Faleceu neste domingo Jarbas Malheiro de Camargo Lima, aos 96 anos de idade, um dos mais importantes produtores rurais da região de Araraquara, ex-diretor da Associação dos Fornecedores de Cana (Canasol) e um dos fundadores do Sindicato Rural de Araraquara em 18 de julho de 1965.
Por cerca de um século, Jarbas não teve outro objetivo a não ser manter a tradição da família no agronegócio regional e também assegurar traços e costumes deixados pelo pai Jarbas Camargo Lima (ex-presidente da Canasol período 1957/1958) que assumiu a Fazenda Atalaia, em 1929. “Jarbinhas” como era conhecido, veio a assumir o comando da propriedade ao lado dos irmãos Joaquim e Simirâmis, em 1966, após o falecimento do pai.

Até hoje a sala de visitas da casa da sede na Fazenda Atalaia – queda do “y” em sua denominação a partir de 1929 – ainda mantém os móveis trazidos da França por volta de 1894, quando o prédio foi inaugurado. Outras peças foram produzidas por um marceneiro empregado na manutenção da fazenda, 10 anos antes da virada do século 19.
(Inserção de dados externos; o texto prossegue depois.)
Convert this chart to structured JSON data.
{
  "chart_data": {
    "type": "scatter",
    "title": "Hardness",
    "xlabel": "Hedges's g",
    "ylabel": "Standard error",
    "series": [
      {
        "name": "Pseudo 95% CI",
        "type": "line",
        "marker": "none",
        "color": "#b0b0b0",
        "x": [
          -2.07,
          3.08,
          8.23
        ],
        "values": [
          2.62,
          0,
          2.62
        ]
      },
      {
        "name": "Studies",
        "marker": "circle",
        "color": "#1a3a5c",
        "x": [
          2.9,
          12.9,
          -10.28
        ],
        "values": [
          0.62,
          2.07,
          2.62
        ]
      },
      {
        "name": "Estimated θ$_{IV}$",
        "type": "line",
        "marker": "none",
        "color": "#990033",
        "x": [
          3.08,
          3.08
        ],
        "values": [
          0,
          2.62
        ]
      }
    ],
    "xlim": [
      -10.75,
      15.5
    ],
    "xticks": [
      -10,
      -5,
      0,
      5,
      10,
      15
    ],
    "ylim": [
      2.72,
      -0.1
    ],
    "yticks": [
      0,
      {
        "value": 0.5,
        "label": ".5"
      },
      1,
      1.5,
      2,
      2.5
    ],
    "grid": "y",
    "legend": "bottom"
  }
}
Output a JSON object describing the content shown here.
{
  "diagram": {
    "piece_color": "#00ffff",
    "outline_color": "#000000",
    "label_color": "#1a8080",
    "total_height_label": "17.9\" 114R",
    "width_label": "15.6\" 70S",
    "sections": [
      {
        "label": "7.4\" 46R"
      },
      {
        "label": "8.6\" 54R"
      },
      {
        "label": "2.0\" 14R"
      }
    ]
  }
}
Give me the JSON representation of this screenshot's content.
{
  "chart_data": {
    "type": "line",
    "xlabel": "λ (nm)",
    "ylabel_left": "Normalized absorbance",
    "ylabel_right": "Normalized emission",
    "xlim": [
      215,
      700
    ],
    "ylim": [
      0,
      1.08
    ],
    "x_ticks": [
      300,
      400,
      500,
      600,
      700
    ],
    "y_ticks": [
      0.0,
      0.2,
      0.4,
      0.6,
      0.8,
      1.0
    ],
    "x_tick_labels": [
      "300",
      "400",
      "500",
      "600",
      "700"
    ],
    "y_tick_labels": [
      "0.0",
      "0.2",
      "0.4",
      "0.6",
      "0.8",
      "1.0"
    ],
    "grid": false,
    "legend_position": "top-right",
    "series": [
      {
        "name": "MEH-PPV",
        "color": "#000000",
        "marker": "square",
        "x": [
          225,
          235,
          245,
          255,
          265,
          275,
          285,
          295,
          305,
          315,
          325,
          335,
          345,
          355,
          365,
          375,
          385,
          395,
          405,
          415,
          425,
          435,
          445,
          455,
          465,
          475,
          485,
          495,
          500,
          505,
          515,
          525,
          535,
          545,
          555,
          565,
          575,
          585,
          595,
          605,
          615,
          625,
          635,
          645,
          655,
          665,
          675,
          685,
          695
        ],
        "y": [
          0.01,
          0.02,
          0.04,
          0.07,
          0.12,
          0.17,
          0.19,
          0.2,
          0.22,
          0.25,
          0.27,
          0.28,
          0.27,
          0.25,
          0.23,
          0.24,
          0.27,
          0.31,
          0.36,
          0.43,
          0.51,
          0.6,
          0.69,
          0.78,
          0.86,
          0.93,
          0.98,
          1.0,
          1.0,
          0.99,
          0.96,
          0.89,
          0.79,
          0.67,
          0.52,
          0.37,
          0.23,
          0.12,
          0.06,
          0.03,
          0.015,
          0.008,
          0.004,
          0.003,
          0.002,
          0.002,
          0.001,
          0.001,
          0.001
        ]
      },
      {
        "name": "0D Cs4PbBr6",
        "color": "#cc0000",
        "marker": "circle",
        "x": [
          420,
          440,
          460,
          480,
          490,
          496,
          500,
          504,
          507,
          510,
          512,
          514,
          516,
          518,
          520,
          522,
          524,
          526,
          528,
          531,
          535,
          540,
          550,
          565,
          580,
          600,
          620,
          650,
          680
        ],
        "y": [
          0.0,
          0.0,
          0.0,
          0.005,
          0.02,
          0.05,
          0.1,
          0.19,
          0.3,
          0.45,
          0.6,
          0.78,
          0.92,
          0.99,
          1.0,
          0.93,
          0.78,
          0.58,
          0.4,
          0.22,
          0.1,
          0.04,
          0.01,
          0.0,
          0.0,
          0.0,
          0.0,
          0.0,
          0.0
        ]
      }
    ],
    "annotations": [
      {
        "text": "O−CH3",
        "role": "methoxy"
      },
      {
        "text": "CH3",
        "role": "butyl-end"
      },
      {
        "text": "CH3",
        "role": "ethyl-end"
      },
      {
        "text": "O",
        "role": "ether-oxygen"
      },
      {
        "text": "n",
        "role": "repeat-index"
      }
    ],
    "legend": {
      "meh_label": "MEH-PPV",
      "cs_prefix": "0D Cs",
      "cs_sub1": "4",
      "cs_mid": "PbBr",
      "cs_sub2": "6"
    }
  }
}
Este perfil de preservação da sede e de aparelhos, ferramentas, utensílios e implementos agrícolas, transformaram a fazenda num roteiro de Turismo Cultural nos últimos anos. Um dos documentos, por exemplo, explica que com a proibição do tráfico negreiro, em 1850, e com a abolição da escravidão, em 1888, a mão-de-obra escrava foi substituída pelos colonos europeus que migraram ao Brasil devido ao grande problema de desemprego enfrentado por alguns países da Europa.
E foi com os altos investimentos feitos pelos proprietários da terra e, sobretudo, com o trabalho de colonos italianos, que a Fazenda Atalaia desempenhou importante papel na economia do Brasil no final do século 19 e início do século 20.
Com a preservação original do terreiro de secagem dos grãos de café, da máquina de beneficiamento, das tulhas e dos utensílios empregados na produção, a Fazenda Atalaia vinha oferecendo com Jarbas um passeio pela história em um cenário real, tornando-se uma verdadeira aula prática sobre a produção do café em sua fase áurea.
Via de regra, os estudantes ou visitantes eram acompanhados pelo proprietário da Atalaia, Jarbas Malheiro de Camargo Lima e podiam acompanhar a demonstração prática do processo de produção do café como era feito pelos colonos da fazenda. Esse processo ia desde a colheita dos grãos até o beneficiamento e torra, incluindo a lavagem e a secagem do café nos terreiros. Convém destacar que a máquina de beneficiamento, do início do século 20, importada da Alemanha, ainda se encontra na propriedade – em funcionamento.
A conservação e a manutenção das características originais em 2002 implicaram na escolha da Fazenda Atalaia, para ser cenário da novela Esperança, da Rede Globo.
A produção da novela visitou mais de 80 fazendas do interior de São Paulo, até escolher duas: Atalaia e Santa Gertrudes, no município do mesmo nome, a 150 quilômetros de São Paulo; fundada em 1821 para plantio de cana, a Santa Gertrudes se transformou depois em fazenda de café e sempre foi propriedade de condes, barões e marqueses, influentes em todos os aspectos da vida nacional.
A Fazenda Atalaia tem atravessado o tempo e sua imagem continua modelo para o mundo apartado entre a cidade e o campo.
A Canasol, nesta segunda-feira (14), através do RCIA se manifestou publicamente – prestando sua solidariedade aos familiares e amigos, pois sempre teve em Jarbas Malheiro de Camargo Lima, um nome extremamente respeitado dentro do agronegócio, dirigente responsável como presidente e diretor da instituição por muitos anos, disse o presidente Luís Henrique Scabello de Oliveira. Ele cita que o trabalho realizado por Jarbas foi de extrema importância para os produtores rurais pois ele viveu um período de transformação da cultura canavieira e do próprio agronegócio brasileiro. “Um exemplo a ser seguido”, completou o gestor da Canasol.